Australians with no direct experience of war should read these moving and at times horrific tales by Australian prisoners who helped build the 415km Thai-Burma railway during World War II.
‘I never gave up hope of getting back to Australia-that was the aim of every spoonful of rice I swallowed . . . Truthfully, it was an enormous effort in staying alive.’
Bertram Jennings Mettam, Sergeant, 2/29th Battalion, F Force
‘When we got to the Line, we didn’t know what to expect.

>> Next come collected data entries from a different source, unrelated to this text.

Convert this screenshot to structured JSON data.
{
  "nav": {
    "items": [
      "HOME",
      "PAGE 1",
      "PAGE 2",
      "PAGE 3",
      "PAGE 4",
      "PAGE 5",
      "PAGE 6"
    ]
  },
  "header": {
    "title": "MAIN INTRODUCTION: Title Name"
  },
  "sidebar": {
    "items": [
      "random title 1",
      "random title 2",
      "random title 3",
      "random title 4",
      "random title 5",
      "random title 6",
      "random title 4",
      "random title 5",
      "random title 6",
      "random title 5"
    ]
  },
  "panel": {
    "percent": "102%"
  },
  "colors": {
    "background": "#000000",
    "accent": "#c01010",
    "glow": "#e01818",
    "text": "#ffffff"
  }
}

We knew we weren’t going to be treated with kid gloves, but we didn’t expect the fourteen to sixteen hours a day on bloody 6 ounces of rice . . . They worked us to death slowly.’
Paddy O’Toole, 2/29th Battalion, C Company
‘Finding myself on the Line in Burma was like being in another world, one that had no reference to anything a human could understand or deal with . . . There were only 200 of us left out of the 1200 who had arrived at Songkurai. We were down to the last 200; we had lost 1000 people. It needs repeating, don’t you think?’

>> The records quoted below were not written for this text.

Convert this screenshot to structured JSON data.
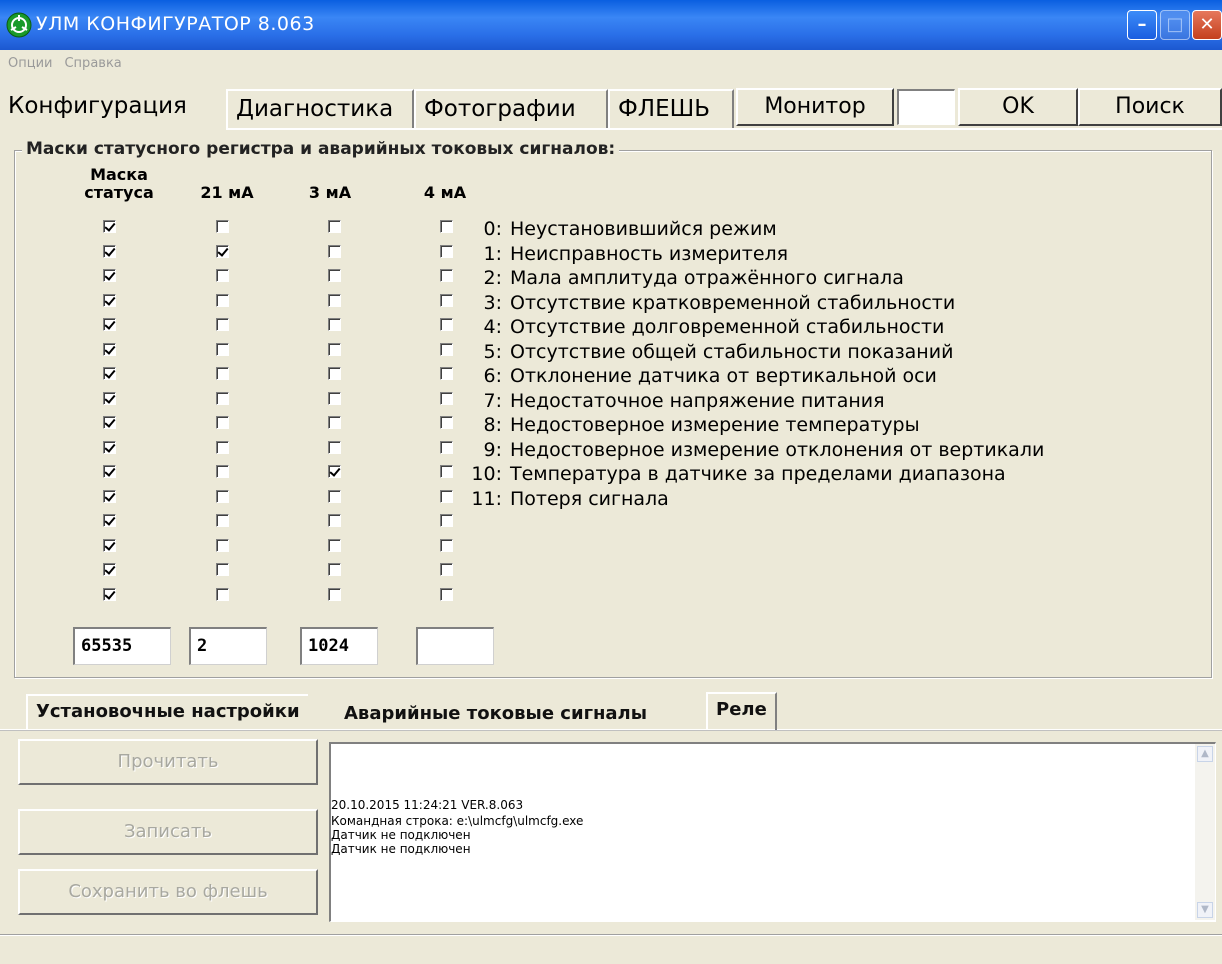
{
  "window": {
    "title": "УЛМ КОНФИГУРАТОР 8.063"
  },
  "menu": {
    "items": [
      "Опции",
      "Справка"
    ]
  },
  "top_tabs": [
    "Конфигурация",
    "Диагностика",
    "Фотографии",
    "ФЛЕШЬ"
  ],
  "top_buttons": {
    "monitor": "Монитор",
    "ok": "OK",
    "search": "Поиск",
    "input_value": ""
  },
  "group": {
    "title": "Маски статусного регистра и аварийных токовых сигналов:",
    "col_mask_line1": "Маска",
    "col_mask_line2": "статуса",
    "col_21": "21 мА",
    "col_3": "3 мА",
    "col_4": "4 мА"
  },
  "signals": [
    {
      "num": "0:",
      "label": "Неустановившийся режим"
    },
    {
      "num": "1:",
      "label": "Неисправность измерителя"
    },
    {
      "num": "2:",
      "label": "Мала амплитуда отражённого сигнала"
    },
    {
      "num": "3:",
      "label": "Отсутствие кратковременной стабильности"
    },
    {
      "num": "4:",
      "label": "Отсутствие долговременной стабильности"
    },
    {
      "num": "5:",
      "label": "Отсутствие общей стабильности показаний"
    },
    {
      "num": "6:",
      "label": "Отклонение датчика от вертикальной оси"
    },
    {
      "num": "7:",
      "label": "Недостаточное напряжение питания"
    },
    {
      "num": "8:",
      "label": "Недостоверное измерение температуры"
    },
    {
      "num": "9:",
      "label": "Недостоверное измерение отклонения от вертикали"
    },
    {
      "num": "10:",
      "label": "Температура в датчике за пределами диапазона"
    },
    {
      "num": "11:",
      "label": "Потеря сигнала"
    }
  ],
  "checkboxes": {
    "mask": [
      true,
      true,
      true,
      true,
      true,
      true,
      true,
      true,
      true,
      true,
      true,
      true,
      true,
      true,
      true,
      true
    ],
    "ma21": [
      false,
      true,
      false,
      false,
      false,
      false,
      false,
      false,
      false,
      false,
      false,
      false,
      false,
      false,
      false,
      false
    ],
    "ma3": [
      false,
      false,
      false,
      false,
      false,
      false,
      false,
      false,
      false,
      false,
      true,
      false,
      false,
      false,
      false,
      false
    ],
    "ma4": [
      false,
      false,
      false,
      false,
      false,
      false,
      false,
      false,
      false,
      false,
      false,
      false,
      false,
      false,
      false,
      false
    ]
  },
  "mask_values": {
    "mask": "65535",
    "ma21": "2",
    "ma3": "1024",
    "ma4": ""
  },
  "bottom_tabs": [
    "Установочные настройки",
    "Аварийные токовые сигналы",
    "Реле"
  ],
  "actions": {
    "read": "Прочитать",
    "write": "Записать",
    "save_flash": "Сохранить во флешь"
  },
  "log": [
    "20.10.2015 11:24:21 VER.8.063",
    "Командная строка:  e:\\ulmcfg\\ulmcfg.exe",
    "Датчик не подключен",
    "Датчик не подключен"
  ],
  "icons": {
    "app": "app-logo-icon",
    "minimize": "minimize-icon",
    "maximize": "maximize-icon",
    "close": "close-icon"
  }
}
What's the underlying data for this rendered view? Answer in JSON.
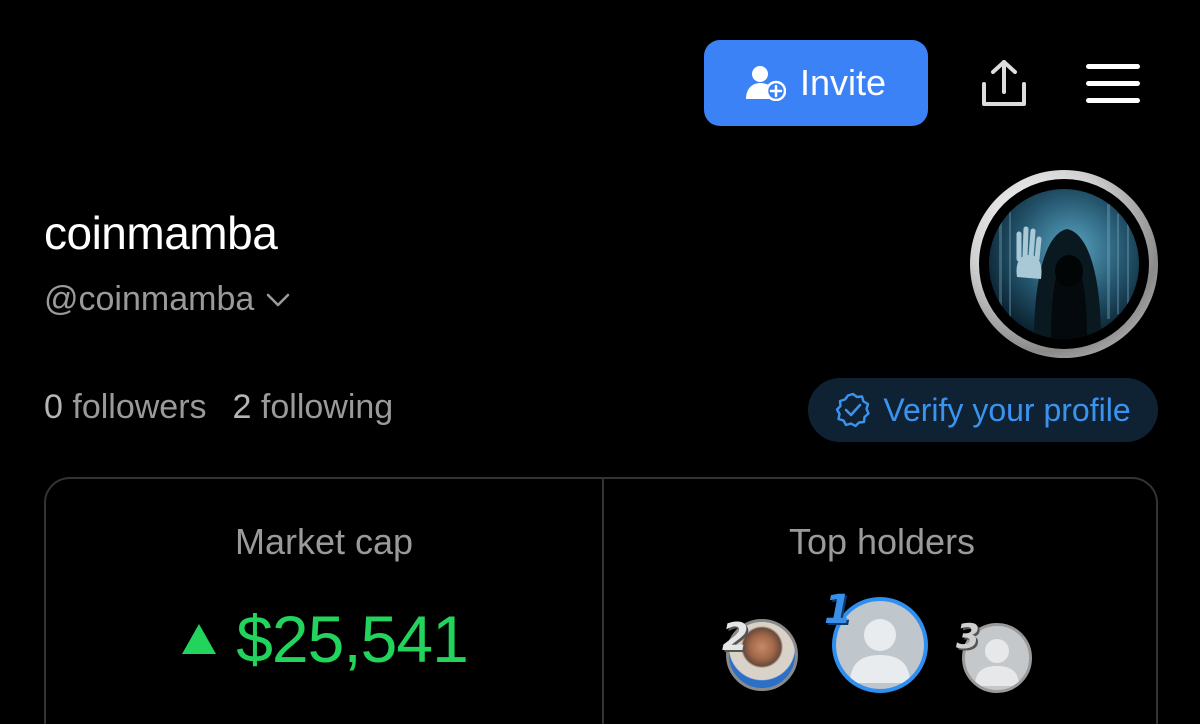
{
  "header": {
    "invite_label": "Invite",
    "invite_icon": "add-user-icon",
    "share_icon": "share-icon",
    "menu_icon": "hamburger-menu-icon"
  },
  "profile": {
    "display_name": "coinmamba",
    "handle": "@coinmamba",
    "followers_count": "0",
    "followers_label": "followers",
    "following_count": "2",
    "following_label": "following",
    "verify_label": "Verify your profile"
  },
  "stats_card": {
    "market_cap_label": "Market cap",
    "market_cap_value": "$25,541",
    "market_cap_trend": "up",
    "top_holders_label": "Top holders",
    "holders": [
      {
        "rank": "2"
      },
      {
        "rank": "1"
      },
      {
        "rank": "3"
      }
    ]
  },
  "colors": {
    "accent_blue": "#3b82f6",
    "verify_text": "#3b93f0",
    "positive_green": "#22d35c",
    "muted_text": "#9a9a9a",
    "background": "#000000"
  }
}
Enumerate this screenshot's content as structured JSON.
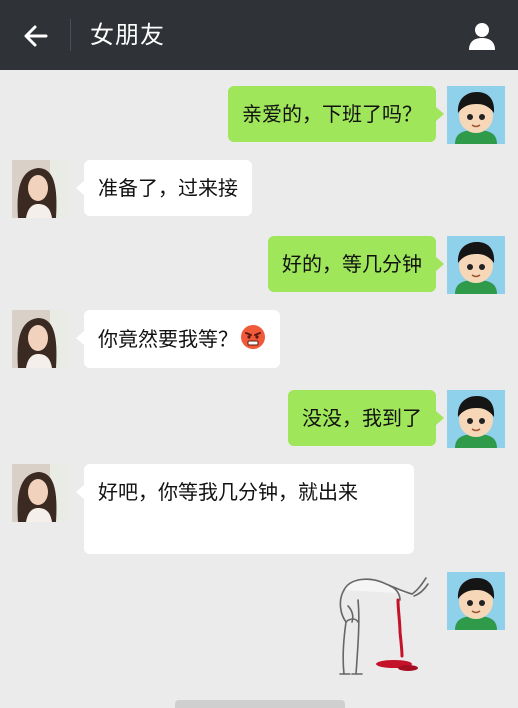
{
  "header": {
    "title": "女朋友",
    "back_icon": "arrow-left-icon",
    "profile_icon": "person-icon"
  },
  "colors": {
    "header_bg": "#2f3338",
    "chat_bg": "#ebebeb",
    "outgoing_bubble": "#9fe65a",
    "incoming_bubble": "#ffffff"
  },
  "messages": [
    {
      "sender": "me",
      "text": "亲爱的，下班了吗？"
    },
    {
      "sender": "her",
      "text": "准备了，过来接"
    },
    {
      "sender": "me",
      "text": "好的，等几分钟"
    },
    {
      "sender": "her",
      "text": "你竟然要我等？",
      "emoji": "angry-face-icon"
    },
    {
      "sender": "me",
      "text": "没没，我到了"
    },
    {
      "sender": "her",
      "text": "好吧，你等我几分钟，就出来"
    },
    {
      "sender": "me",
      "sticker": "vomiting-blood-sticker"
    }
  ]
}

Reg Jarman, Medical Orderly, 2/10th Australian Field Ambulance, F Force
The extraordinary engineering feat of the Thai-Burma Railway, or the Line as it is often called, was achieved with a slave labour force-an Asian contingent and Allied prisoners-of-war, including Australian, British, Dutch and American soldiers.

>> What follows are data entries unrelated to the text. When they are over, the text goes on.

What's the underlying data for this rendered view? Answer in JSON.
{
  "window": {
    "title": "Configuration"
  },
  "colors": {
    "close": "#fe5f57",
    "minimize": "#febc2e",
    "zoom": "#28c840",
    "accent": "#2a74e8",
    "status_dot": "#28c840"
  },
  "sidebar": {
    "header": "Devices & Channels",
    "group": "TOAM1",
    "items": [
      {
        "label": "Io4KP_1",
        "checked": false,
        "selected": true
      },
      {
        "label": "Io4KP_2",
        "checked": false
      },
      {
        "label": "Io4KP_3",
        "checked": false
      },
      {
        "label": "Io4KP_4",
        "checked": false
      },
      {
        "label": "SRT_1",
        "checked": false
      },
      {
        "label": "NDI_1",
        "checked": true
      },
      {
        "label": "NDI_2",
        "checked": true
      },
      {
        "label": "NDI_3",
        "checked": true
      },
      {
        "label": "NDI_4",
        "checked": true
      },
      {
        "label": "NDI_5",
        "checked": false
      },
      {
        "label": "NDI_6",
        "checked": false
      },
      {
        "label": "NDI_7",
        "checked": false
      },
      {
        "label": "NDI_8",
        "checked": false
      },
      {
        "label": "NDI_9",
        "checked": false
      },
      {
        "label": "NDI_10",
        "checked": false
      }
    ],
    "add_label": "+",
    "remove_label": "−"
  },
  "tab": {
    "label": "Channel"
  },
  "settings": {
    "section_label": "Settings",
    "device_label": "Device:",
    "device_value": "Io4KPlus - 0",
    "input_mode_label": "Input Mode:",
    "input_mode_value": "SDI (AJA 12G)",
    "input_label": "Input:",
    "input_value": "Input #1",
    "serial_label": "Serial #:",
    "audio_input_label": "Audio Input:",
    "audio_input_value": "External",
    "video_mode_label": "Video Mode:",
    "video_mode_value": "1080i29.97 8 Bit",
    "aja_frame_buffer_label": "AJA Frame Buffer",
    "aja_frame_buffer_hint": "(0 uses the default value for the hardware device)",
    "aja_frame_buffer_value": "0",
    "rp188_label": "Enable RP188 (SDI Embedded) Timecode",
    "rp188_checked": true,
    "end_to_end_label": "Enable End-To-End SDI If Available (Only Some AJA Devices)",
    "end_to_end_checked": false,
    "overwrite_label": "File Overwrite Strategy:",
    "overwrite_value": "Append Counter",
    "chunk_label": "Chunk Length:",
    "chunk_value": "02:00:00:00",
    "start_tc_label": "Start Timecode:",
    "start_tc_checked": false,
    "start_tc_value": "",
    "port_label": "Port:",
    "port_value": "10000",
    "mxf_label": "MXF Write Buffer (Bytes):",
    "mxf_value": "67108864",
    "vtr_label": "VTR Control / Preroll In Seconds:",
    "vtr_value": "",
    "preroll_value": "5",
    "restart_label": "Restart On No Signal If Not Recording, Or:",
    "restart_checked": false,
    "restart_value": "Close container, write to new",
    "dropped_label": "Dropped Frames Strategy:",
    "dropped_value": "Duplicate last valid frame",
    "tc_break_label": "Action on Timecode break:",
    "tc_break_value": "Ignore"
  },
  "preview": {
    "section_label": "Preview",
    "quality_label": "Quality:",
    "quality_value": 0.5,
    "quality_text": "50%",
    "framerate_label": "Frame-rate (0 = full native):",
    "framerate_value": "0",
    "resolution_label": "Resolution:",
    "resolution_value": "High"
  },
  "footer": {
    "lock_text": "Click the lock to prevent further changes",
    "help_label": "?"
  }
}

Construction of the 415 kilometres of railway connecting Ban Pong in Thailand to Thanbyuzayat in Burma commenced in June 1942. This labour force built 688 bridges-eight made of steel and concrete-viaducts, cuttings, embankments and kilometres and kilometres of railway track through thick malarial jungle.
The men of the Line died of starvation, torture and disease at the hands of the Japanese Imperial Army. The Men of the Line recounts the experiences of these men in their own words. For many of the men this may be their last, and in some cases their first, opportunity to put their stories on record.
About the Author
Pattie Wright has worked as a producer and director in the Australian film industry for most of her working life. Involvement in developing a feature film on the life of Sir Edward ‘Weary’ Dunlop began her interest in the history and men of the Thai-Burma Railway. Pattie is married with three teenage sons and a loud black kelpie.